Findomestic: il bonus di 80 euro va ai consumi ma non rilancia economia

Il bonus di 80 euro in busta paga ha sostenuto i consumi di numerose famiglie ma non basta certo a far ripartire l’economia e non viene ritenuto in grado di avere un impatto forte sulla situazione economica. Circa un italiano su cinque afferma di aver visto aumentare negli ultimi mesi il peso della sua busta paga in gran parte proprio per il bonus di 80 euro, ma solo un italiano su tre è convinto che questa misura basti a far ripartire l’economia. L’Osservatorio Mensile Findomestic, attraverso dati Ipsos, ha evidenziato che per il 21% degli italiani il bonus Irpef voluto dal Governo Renzi ha effettivamente reso più pesanti le buste paghe. Però, solo un italiano su tre è convinto che questa misura possa effettivamente far ripartire l’economia. Gli altri due terzi, invece, non la ritengono sufficiente.

Fra chi ha beneficiato del bonus, il 60% ha utilizzato gli 80 euro per incrementare i propri consumi, in particolare quelli quotidiani (38%), mentre meno della metà ha impiegato il bonus per aumentare i risparmi (44%). Il 13% afferma di aver messo da parte quegli 80 euro con l’obiettivo di acquistare in futuro un bene “rilevante”. Anche la maggior parte di chi invece non ha ricevuto il bonus afferma (58%) che lo avrebbe destinato ai consumi, mentre solo il 31% l’avrebbe dirottato verso il risparmio. “Complessivamente, dunque, il bonus Irpef ha sostenuto i consumi e i risparmi di molte famiglie ma dai più non viene giudicato come in grado di avere un forte impatto sulla situazione economica italiana”, rileva l’Osservatorio Findomestic. La fiducia a luglio è tornata a scendere e si attesta a 3,55 punti contro i 3,85 del mese precedente. Rimane sostanzialmente stabile la propensione al risparmio: nei prossimi 12 mesi, il 14,8% degli italiani sostiene di essere intenzionato ad aumentare i propri risparmi. A giugno questa quota era del 14,4%.
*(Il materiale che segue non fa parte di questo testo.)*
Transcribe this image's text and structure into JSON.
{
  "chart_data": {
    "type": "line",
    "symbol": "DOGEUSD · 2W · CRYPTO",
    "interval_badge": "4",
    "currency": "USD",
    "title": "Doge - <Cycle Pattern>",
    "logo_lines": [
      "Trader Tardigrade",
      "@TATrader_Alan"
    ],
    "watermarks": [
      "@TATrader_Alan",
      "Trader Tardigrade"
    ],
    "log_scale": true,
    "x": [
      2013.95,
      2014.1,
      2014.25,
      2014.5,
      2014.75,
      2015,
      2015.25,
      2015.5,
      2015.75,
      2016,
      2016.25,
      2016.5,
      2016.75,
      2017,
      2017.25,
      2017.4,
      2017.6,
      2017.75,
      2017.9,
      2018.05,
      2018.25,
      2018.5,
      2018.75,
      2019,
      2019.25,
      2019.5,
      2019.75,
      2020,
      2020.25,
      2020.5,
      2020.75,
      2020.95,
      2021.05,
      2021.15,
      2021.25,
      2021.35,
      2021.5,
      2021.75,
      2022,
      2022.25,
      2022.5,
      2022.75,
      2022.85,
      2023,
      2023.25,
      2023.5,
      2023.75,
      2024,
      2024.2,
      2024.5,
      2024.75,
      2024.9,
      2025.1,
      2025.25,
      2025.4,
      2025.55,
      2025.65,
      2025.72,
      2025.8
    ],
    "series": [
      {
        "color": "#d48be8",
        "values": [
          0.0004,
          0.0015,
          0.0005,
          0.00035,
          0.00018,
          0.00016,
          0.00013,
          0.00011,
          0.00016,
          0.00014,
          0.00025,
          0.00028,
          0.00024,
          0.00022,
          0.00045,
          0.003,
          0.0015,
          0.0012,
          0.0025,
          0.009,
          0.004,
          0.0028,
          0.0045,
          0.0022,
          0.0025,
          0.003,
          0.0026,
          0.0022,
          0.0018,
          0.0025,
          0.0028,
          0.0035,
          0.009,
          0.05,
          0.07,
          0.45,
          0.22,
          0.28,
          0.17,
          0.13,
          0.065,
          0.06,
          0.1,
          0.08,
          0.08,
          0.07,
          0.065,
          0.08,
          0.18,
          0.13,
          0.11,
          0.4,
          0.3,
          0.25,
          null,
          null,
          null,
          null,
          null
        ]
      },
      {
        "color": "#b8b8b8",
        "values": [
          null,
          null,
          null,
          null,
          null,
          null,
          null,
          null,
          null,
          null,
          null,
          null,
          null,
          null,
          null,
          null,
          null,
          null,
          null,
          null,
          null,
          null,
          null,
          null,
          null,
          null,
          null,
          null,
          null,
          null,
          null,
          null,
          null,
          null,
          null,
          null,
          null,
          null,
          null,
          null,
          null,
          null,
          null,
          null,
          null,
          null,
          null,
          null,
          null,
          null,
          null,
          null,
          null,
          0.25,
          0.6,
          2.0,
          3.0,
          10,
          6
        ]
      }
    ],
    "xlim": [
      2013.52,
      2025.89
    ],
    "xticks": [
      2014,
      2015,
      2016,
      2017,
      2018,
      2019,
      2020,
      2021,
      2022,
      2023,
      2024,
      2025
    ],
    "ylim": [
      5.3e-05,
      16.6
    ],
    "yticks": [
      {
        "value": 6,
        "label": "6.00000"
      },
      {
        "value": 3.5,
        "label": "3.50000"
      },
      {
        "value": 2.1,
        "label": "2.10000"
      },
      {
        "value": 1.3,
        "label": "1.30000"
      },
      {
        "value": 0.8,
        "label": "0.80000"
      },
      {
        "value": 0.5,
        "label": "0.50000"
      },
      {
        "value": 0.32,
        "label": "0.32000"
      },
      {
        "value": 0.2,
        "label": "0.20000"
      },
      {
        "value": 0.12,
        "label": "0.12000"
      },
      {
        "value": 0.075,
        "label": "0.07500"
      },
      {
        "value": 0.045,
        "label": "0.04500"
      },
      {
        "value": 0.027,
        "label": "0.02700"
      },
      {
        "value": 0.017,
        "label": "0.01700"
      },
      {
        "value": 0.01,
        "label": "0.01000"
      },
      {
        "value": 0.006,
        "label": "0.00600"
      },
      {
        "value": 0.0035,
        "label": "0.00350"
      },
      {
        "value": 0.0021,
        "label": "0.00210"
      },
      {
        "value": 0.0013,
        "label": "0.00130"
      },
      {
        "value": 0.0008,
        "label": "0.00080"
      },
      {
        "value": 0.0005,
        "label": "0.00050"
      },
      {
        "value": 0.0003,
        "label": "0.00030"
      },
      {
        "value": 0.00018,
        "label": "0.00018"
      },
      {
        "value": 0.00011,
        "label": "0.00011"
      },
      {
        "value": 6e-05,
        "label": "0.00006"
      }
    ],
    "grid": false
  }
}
Guardando le previsioni di acquisto a tre mesi, emerge che per gli elettrodomestici sono in flessione tutte le categorie: a luglio scendono al 21,8% (contro il 22,6% di giugno) i consumatori interessati ad acquistare un prodotto di elettronica di consumo nei prossimi 3 mesi; arretrano anche le previsioni per i piccoli elettrodomestici (dal 25 al 23,6%) e quelle per i grandi elettrodomestici (dal 14 al 13,8%). Invece, i budget di spesa hanno un trend inverso: crescono in modo apprezzabile per elettronica di consumo e grandi elettrodomestici (rispettivamente da 547 a 557 euro e da 703 a 748 euro) e rimangono stabili, seppure con una lieve correzione all’insù, i budget per i piccoli elettrodomestici (da 174 a 176 euro). Calano le previsioni di acquisto per informatica, telefonia e fotografia e rimangono stabili solo le previsioni di acquisto per i tablet (che si attestano al 13,1%). A luglio si mantiene sopra il 10% la quota di quanti sono interessati nell’arco dei prossimi tre mesi, a comprare un’auto nuova: a giugno erano il 10,2% e nell’ultimo mese sono saliti al 10,3%.

Cala la propensione all’acquisto di case nuove, giù anche ristrutturazioni e mobili. Scendono al 5% i consumatori interessati a comprare casa nei prossimi 3 mesi, contro il 5,8 del mese precedente. La tendenza è simile per le ristrutturazioni (che scendono dall’11,8% di giugno al 10,7% dell’ultimo mese) e per i mobili (dal 15,4% a 14,9%). Per questi ultimi, cala anche il budget di spesa che passa da 2.193 a 2.042 euro. Nel tempo libero, dopo aver toccato il punto più alto a giugno (41,1%) cala la curva dei viaggi: le previsioni di acquisto di viaggi e vacanze si attesta al 40,1%.